Nos principais estados produtores, o início do ano foi marcado por recuo nas cotações do suíno vivo, movimento associado ao aumento da oferta e à desaceleração sazonal da demanda no primeiro trimestre. Em polos consolidados como Santa Catarina, Paraná e Rio Grande do Sul, a forte integração com a agroindústria e a maior participação nas exportações ajudam a amortecer esse ciclo de baixa, ainda que também haja compressão de margens. Nesses estados, a capacidade de direcionar produção ao mercado externo funciona como válvula de equilíbrio, reduzindo a exposição direta às oscilações do consumo doméstico.
Nesse contexto, Mato Grosso apresenta um quadro mais sensível. Além da queda acentuada nas cotações, o estado opera com custos ainda elevados, especialmente com alimentação, o que compromete diretamente a rentabilidade da atividade. O recuo para R$ 5,80 por quilo representa o menor patamar desde abril de 2024.
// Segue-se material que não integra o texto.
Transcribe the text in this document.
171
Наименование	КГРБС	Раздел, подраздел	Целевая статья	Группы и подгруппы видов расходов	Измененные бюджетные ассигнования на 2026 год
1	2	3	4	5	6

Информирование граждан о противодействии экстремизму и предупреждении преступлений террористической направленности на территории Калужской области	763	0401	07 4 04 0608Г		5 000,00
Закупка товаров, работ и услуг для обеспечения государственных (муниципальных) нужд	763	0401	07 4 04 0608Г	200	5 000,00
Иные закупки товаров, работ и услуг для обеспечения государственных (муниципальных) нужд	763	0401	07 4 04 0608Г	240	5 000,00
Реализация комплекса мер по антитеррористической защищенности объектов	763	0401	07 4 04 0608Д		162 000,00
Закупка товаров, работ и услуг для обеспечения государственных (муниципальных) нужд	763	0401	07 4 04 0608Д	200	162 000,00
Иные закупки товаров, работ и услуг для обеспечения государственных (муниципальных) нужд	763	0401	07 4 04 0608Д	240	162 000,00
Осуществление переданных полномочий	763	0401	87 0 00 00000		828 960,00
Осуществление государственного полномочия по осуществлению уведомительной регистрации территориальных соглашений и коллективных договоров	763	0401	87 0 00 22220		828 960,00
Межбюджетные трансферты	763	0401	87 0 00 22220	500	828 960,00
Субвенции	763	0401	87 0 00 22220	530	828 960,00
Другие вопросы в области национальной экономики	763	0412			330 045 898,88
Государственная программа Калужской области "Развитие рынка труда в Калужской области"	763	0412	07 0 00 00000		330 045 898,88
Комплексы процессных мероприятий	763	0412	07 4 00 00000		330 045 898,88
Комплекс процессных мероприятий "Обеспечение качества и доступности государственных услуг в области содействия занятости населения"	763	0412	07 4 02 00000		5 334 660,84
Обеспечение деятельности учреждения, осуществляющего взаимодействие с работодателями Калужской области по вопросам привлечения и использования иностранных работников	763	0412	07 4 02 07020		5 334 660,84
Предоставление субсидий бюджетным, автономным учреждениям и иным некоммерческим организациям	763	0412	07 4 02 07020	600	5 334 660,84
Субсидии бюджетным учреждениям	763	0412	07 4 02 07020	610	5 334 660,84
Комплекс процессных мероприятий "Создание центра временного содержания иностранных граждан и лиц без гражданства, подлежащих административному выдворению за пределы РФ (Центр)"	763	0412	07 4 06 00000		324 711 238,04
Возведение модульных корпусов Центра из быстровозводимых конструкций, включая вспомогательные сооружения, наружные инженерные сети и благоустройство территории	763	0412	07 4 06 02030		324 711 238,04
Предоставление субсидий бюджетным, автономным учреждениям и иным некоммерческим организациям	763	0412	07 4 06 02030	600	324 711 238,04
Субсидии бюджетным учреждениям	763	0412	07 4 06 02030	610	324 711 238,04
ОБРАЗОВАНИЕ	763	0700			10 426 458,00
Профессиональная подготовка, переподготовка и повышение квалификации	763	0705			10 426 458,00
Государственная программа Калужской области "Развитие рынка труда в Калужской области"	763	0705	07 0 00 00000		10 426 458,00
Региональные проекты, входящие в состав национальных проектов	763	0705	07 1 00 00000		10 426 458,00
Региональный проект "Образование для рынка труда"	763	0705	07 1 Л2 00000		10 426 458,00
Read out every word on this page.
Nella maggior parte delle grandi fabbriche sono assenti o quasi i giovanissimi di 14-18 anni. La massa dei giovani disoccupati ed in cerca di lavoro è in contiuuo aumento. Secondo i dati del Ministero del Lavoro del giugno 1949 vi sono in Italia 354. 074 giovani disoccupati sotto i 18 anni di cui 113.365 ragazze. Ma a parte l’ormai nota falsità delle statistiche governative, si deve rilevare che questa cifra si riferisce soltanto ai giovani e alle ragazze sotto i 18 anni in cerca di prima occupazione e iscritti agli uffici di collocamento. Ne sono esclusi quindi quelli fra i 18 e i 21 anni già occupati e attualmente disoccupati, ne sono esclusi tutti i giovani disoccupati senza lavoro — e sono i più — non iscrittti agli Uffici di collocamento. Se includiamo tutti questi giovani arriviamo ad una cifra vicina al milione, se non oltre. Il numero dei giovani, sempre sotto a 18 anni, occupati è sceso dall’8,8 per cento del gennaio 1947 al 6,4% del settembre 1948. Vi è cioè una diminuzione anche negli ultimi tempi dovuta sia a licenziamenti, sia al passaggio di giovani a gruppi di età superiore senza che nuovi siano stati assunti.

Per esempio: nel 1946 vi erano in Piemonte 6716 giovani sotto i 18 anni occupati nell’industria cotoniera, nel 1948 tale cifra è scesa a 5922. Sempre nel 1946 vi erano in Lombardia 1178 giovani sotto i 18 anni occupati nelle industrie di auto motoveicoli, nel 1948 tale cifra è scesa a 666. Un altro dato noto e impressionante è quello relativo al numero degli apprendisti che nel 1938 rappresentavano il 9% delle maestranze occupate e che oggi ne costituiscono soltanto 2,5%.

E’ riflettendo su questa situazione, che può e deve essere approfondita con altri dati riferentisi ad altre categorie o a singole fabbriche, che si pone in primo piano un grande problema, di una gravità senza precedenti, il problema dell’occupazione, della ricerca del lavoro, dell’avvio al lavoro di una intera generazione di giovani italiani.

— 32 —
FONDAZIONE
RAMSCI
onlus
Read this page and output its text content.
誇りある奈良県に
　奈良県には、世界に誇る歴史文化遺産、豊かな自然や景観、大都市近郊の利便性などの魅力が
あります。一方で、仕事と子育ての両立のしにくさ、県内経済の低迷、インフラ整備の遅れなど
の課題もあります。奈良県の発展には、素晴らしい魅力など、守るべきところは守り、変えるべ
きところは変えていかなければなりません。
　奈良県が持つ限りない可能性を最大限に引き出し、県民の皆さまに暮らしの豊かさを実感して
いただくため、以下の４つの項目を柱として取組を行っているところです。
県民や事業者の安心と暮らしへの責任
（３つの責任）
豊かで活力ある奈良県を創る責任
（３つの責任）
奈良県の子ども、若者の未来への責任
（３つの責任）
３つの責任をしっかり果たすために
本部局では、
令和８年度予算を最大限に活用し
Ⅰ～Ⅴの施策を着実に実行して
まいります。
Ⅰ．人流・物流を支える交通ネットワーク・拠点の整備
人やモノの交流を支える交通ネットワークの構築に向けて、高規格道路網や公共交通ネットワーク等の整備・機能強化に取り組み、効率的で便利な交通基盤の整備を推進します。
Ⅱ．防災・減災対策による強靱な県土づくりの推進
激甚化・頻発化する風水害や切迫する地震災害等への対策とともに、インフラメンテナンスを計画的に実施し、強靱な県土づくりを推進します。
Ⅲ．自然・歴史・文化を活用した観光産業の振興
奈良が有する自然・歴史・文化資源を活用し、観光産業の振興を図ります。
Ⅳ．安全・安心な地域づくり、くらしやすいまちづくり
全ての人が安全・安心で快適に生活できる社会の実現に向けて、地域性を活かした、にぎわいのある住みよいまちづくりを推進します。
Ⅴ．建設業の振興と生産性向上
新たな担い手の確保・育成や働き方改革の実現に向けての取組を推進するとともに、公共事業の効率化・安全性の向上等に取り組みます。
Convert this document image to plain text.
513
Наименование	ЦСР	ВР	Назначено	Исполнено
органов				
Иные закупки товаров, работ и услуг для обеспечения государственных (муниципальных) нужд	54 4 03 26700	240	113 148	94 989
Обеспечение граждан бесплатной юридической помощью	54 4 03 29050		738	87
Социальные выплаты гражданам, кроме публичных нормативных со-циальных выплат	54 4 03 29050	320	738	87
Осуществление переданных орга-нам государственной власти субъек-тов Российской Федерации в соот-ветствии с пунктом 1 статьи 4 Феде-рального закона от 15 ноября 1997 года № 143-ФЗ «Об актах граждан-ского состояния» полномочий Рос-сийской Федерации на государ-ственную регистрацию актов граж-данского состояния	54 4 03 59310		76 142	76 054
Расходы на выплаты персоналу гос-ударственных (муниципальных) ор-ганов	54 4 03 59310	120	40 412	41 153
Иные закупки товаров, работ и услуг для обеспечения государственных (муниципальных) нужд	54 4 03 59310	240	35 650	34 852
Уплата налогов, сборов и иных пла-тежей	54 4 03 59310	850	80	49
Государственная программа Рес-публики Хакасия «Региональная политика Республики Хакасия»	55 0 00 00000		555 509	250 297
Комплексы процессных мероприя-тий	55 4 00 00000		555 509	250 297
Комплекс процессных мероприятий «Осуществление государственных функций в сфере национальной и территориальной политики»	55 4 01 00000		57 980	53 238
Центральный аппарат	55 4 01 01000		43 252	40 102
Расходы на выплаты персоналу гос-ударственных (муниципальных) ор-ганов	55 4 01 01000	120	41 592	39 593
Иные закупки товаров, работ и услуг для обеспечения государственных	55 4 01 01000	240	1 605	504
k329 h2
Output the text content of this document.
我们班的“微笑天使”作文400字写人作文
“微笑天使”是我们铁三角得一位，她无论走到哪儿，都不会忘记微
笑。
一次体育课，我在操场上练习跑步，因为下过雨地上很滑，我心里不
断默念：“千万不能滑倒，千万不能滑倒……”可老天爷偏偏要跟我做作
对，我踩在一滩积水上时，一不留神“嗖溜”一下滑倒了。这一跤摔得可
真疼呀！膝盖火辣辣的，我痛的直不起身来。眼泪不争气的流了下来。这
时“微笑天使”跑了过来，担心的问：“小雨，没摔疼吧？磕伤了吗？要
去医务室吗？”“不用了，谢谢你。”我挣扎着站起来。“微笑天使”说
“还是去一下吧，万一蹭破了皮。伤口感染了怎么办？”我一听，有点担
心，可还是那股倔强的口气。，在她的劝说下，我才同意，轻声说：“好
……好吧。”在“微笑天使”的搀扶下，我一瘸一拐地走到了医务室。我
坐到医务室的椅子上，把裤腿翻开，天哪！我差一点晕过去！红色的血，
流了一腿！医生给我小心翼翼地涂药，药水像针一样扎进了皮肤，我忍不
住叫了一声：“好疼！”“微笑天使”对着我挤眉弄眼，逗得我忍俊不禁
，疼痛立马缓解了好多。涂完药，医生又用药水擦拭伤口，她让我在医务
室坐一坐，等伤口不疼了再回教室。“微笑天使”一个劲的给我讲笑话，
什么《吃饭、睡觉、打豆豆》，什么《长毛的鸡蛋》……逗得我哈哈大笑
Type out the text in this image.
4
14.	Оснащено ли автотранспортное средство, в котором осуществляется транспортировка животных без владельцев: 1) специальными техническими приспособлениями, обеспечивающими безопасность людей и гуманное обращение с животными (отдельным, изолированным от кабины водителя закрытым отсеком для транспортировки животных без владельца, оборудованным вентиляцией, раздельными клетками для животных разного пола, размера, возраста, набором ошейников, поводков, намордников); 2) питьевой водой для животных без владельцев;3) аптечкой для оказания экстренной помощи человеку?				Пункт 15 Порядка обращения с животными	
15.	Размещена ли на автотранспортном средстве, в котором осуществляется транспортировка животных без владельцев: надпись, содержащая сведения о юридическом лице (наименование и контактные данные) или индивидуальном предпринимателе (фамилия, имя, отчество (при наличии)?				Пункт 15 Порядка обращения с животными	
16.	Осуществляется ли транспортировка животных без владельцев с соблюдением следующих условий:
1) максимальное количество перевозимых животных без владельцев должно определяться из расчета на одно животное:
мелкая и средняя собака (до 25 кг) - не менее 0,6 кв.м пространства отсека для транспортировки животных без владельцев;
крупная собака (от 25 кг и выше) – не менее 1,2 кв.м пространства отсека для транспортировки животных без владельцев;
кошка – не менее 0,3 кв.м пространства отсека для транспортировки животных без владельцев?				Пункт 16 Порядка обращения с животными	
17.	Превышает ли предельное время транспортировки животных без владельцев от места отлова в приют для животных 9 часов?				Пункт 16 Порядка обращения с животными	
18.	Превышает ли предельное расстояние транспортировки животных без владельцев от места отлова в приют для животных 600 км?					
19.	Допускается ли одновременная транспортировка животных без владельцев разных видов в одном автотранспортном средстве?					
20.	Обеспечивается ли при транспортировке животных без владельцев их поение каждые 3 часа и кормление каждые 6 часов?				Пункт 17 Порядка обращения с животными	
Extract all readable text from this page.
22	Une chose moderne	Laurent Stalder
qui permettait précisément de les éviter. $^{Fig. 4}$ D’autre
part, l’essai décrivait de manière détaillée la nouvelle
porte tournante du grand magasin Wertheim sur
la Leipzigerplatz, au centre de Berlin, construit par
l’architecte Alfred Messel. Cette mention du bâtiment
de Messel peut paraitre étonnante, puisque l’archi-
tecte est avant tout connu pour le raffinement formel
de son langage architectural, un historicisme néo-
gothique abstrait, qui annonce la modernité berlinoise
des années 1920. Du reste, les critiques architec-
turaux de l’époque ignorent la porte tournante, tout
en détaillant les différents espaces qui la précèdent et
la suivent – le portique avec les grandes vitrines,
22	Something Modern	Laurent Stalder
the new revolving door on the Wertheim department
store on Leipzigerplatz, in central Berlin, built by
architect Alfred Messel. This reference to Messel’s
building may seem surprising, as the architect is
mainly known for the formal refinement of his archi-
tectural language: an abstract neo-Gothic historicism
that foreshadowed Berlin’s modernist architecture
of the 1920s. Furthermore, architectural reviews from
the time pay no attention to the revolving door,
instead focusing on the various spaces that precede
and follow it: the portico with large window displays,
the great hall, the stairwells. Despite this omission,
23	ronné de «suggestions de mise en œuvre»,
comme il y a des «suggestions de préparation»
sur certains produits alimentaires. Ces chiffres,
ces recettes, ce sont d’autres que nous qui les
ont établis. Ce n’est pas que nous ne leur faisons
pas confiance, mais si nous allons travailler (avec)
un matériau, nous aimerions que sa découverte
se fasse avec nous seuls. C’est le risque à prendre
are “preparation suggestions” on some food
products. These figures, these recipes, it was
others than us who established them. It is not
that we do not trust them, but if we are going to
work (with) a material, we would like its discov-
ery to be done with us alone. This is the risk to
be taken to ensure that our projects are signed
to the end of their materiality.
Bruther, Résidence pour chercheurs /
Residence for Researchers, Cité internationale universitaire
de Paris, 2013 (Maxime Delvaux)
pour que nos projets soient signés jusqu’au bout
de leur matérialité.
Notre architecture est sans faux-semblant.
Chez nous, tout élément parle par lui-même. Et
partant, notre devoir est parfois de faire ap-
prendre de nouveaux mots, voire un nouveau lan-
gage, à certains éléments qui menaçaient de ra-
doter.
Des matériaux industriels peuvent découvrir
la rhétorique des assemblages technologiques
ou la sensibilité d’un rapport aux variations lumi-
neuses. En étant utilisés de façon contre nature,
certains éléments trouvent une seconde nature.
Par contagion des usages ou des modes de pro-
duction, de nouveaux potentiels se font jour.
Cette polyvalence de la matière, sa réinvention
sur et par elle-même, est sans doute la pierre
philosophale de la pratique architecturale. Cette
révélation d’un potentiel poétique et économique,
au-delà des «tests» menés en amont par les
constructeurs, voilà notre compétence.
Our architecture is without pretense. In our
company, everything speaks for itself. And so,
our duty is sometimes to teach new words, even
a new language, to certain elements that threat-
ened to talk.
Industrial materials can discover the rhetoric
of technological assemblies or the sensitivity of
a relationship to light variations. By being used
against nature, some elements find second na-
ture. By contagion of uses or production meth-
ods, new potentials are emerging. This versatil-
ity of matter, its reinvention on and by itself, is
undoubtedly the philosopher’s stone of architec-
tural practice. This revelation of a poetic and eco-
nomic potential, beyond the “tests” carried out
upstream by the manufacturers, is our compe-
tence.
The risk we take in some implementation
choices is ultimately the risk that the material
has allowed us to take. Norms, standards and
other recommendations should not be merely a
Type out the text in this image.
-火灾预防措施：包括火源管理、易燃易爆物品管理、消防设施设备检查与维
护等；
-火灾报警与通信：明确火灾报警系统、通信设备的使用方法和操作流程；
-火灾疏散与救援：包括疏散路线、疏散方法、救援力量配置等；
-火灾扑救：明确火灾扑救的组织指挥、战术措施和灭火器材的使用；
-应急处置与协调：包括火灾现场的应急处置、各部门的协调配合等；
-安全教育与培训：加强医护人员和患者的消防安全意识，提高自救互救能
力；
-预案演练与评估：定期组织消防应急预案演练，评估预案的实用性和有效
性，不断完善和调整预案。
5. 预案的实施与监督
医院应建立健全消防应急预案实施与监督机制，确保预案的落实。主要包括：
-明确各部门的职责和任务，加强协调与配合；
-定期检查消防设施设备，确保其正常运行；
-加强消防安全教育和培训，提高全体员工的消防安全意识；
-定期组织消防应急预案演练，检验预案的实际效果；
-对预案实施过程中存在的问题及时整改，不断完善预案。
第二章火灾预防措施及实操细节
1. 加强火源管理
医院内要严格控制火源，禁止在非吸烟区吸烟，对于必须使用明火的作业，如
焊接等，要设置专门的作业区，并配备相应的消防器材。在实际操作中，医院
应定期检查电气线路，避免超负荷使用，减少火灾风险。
O descompasso na cadeia agrava o cenário. Apesar da queda expressiva no preço do animal vivo e da carcaça, os valores da carne suína ao consumidor final seguem elevados no varejo, impedindo o repasse da redução e limitando o potencial de estímulo ao consumo. Com isso, o ajuste de mercado não se completa e a pressão permanece concentrada na base produtiva.
Frederico Tannure Filho
Atualmente, o prejuízo médio no estado é estimado em cerca de R$ 60 por animal abatido, segundo a Acrismat. Para o presidente da entidade, Frederico Tannure Filho, é necessário reequilibrar a cadeia. “Estamos observando uma queda de aproximadamente 30% no preço do suíno vivo e também na carcaça, mas isso não está sendo repassado ao consumidor. É importante que o varejo acompanhe esse movimento, reduzindo os preços na ponta. Dessa forma, conseguimos estimular o consumo de carne suína e, ao mesmo tempo, amenizar os impactos enfrentados pelos produtores”, afirma.
A avaliação do setor é que, sem ajuste no varejo, a tendência é de continuidade da pressão sobre os produtores, especialmente em regiões menos integradas à exportação. Em um país que combina grande escala produtiva com forte dependência do mercado interno, o reequilíbrio entre preço ao produtor, custo de produção e preço ao consumidor será determinante para evitar a ampliação das perdas no campo ao longo de 2026.